Масло должно быть раскаленным, огонь — больше среднего. Поначалу не соля и не перча, выкладываем на сковороду получившиеся куски мяса размером с мужскую ладонь. Шипит, шкворчит — ужас! Мы же потихоньку готовим специи. Тут уже на любителя. Лично я предпочитаю два варианта — мясо только перчим черным перцем, а после приготовления засыпаем мелко нарубленной зеленью, и попроще — заправляем стейк приправой из смеси перцев и едим с гарниром. Поскольку я сейчас главный, выбор за мной. Пусть будет второй вариант.
— У него операционная по последнему слову техники, — задумчиво произнес Камачо, которого я вместе с Донахью отрядил чистить картошку. — Такое оборудование не во всякой клинике Нью‑Йорка встретишь. Как это ему удается?..
— Хорошая частная практика у Доктора, — хмыкнул я. — Богатые пациенты.
— Я предложил ассистировать ему, но он отказался, — сказал Альваро.
— Он привык работать один, — сказал я. — В Зоне трудно постоянно находить людей, способных ассистировать при медицинской операции. Вот отправить кого‑нибудь на тот свет желающих хватает.

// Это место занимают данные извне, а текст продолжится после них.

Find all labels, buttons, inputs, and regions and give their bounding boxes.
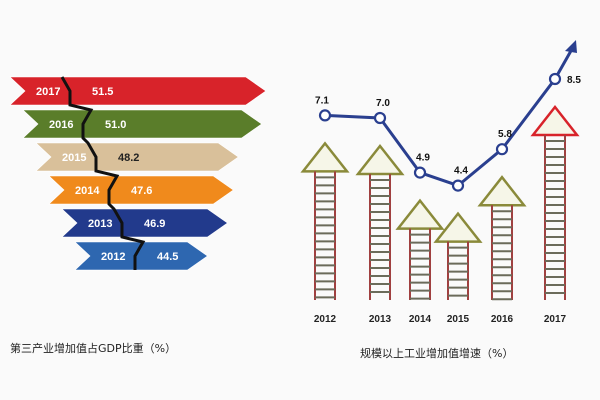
data-label-2014: 4.9 [416, 153, 430, 164]
ladder-arrow-2014 [395, 198, 445, 300]
data-label-2015: 4.4 [454, 166, 468, 177]
year-label-2013: 2013 [88, 218, 112, 230]
year-label-2017: 2017 [36, 86, 60, 98]
value-label-2017: 51.5 [92, 86, 113, 98]
ribbon-2017 [9, 76, 267, 106]
year-label-2016: 2016 [49, 119, 73, 131]
point-2017 [548, 72, 562, 86]
ladder-arrow-2013 [355, 143, 405, 300]
x-tick-2016: 2016 [491, 314, 514, 325]
value-label-2013: 46.9 [144, 218, 165, 230]
value-label-2014: 47.6 [131, 185, 152, 197]
point-2014 [413, 166, 427, 179]
industrial-growth-chart: 2012 2013 2014 2015 2016 2017 7.1 7.0 4.9 4.4 5.8 8… [300, 40, 581, 325]
ribbon-2015 [35, 142, 239, 172]
x-tick-2013: 2013 [369, 314, 392, 325]
ribbon-2012 [74, 241, 209, 271]
ladder-arrow-2017 [530, 104, 580, 300]
ribbon-2014 [48, 175, 234, 205]
year-label-2014: 2014 [75, 185, 100, 197]
growth-line-arrowhead [565, 40, 577, 53]
data-label-2017: 8.5 [567, 75, 581, 86]
gdp-share-chart: 2012 44.5 2013 46.9 2014 47.6 2015 48.2 2016 51.0… [9, 76, 267, 271]
value-label-2012: 44.5 [157, 251, 178, 263]
x-tick-2012: 2012 [314, 314, 337, 325]
x-tick-2017: 2017 [544, 314, 567, 325]
growth-line [324, 48, 574, 188]
x-tick-2015: 2015 [447, 314, 470, 325]
value-label-2015: 48.2 [118, 152, 139, 164]
zigzag-divider [60, 76, 146, 270]
value-label-2016: 51.0 [105, 119, 126, 131]
data-label-2012: 7.1 [315, 95, 329, 106]
left-chart-title: 第三产业增加值占GDP比重（%） [10, 342, 177, 355]
data-label-2016: 5.8 [498, 129, 512, 140]
year-label-2012: 2012 [101, 251, 125, 263]
year-label-2015: 2015 [62, 152, 86, 164]
x-tick-2014: 2014 [409, 314, 432, 325]
point-2016 [495, 143, 509, 156]
ribbon-2013 [61, 208, 229, 238]
point-2013 [373, 111, 387, 125]
right-chart-title: 规模以上工业增加值增速（%） [360, 347, 514, 360]
point-2015 [451, 179, 465, 192]
ladder-arrow-2015 [433, 211, 483, 300]
data-label-2013: 7.0 [376, 98, 390, 109]
ladder-arrow-2016 [477, 175, 527, 301]
ladder-arrow-2012 [300, 141, 350, 300]
point-2012 [318, 109, 332, 122]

Аккуратненько приподнимаем мясо вилкой. Оно должно быть темно‑коричневым с золотистым оттенком. Но не золотистым, если золотистое — значит, пусть пожарится еще пару минут. Посыпаем вторую сторону мяса приправой, сверху солью и переворачиваем. На минуту максимально добавляем огонь — чтобы прихватить корочкой вторую сторону, дабы корочка не дала вытечь мясному соку. Сразу же приправляем и солим первую сторону — шикарную, безумно вкусно пахнущую поджаристую корочку. Нужно успеть, пока она максимально горячая.

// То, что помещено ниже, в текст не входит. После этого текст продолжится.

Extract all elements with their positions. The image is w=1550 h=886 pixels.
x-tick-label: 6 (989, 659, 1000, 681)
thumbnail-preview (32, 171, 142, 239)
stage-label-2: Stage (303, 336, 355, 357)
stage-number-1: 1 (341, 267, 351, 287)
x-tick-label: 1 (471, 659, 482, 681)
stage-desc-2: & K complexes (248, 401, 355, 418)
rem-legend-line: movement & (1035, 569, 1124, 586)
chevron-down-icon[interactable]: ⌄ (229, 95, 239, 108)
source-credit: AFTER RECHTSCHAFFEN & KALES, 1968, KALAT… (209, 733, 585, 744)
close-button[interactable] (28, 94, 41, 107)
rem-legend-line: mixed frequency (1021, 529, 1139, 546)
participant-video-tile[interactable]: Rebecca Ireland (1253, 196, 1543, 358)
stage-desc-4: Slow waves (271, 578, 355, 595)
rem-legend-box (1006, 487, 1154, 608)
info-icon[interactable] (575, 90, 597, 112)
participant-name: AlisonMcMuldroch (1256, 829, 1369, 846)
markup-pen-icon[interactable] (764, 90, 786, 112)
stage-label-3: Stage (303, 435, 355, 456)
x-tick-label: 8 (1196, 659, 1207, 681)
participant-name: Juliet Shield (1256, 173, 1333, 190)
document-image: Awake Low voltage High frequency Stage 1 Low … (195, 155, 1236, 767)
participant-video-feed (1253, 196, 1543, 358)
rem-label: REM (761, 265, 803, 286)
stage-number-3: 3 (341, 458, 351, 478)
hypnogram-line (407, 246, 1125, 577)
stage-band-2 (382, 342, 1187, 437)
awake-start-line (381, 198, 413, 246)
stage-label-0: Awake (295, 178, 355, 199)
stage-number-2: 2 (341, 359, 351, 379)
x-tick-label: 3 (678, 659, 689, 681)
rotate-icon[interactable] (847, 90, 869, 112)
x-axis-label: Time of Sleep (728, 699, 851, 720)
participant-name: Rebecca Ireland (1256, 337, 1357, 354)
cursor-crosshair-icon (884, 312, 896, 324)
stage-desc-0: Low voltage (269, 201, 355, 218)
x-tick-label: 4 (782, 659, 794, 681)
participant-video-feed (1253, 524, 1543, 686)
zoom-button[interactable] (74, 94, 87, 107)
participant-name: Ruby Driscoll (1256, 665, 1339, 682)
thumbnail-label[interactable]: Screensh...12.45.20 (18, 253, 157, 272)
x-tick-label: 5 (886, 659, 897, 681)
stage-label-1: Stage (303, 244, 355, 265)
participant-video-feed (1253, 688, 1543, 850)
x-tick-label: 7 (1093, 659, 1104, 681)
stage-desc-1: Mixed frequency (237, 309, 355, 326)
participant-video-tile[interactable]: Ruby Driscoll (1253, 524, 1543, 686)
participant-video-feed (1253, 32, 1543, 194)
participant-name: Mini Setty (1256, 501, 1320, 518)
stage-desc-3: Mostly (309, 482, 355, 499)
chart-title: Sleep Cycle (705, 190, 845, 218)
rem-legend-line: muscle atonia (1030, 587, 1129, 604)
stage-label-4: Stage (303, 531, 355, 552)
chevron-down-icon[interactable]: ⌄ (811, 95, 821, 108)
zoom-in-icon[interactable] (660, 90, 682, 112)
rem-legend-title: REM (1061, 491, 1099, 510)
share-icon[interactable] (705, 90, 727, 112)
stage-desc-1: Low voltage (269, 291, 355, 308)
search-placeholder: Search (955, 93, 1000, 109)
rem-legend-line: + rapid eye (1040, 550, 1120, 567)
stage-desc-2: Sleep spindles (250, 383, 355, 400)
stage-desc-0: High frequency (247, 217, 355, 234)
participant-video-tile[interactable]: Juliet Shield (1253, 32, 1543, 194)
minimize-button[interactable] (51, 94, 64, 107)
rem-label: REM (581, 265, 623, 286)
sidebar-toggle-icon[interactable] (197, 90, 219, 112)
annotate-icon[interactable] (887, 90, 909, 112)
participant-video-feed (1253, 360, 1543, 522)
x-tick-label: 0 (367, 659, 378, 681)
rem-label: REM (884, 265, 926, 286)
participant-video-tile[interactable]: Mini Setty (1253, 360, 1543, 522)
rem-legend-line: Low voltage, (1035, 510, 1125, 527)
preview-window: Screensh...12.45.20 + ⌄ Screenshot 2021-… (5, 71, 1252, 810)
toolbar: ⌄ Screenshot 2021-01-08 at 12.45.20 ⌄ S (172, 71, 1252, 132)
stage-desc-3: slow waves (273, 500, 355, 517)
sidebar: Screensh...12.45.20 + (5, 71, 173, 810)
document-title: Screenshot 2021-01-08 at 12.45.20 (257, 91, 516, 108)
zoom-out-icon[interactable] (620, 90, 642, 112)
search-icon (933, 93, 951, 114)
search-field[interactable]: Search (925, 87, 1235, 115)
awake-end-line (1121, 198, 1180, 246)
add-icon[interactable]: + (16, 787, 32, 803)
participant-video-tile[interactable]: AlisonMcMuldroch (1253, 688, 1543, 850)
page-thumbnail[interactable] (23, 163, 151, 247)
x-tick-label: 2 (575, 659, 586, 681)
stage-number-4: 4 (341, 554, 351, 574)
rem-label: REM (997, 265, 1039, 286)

Все время внимательно следим за маслом. Если масло начинает пениться, значит, нужно срочно добавить огня, так как сок, выделяемый мясом, начинает кипеть. Это уже получается не жарка, а варка. Мясо должно жариться, а сок, выделяемый мясом, непременно должен оставаться внутри, за хрустящей корочкой. Лучше пусть огонь будет больше, чем меньше. В первом случае стейк получится чертовски кровавым, но вкусным, во втором же — сухим и нежевабельным.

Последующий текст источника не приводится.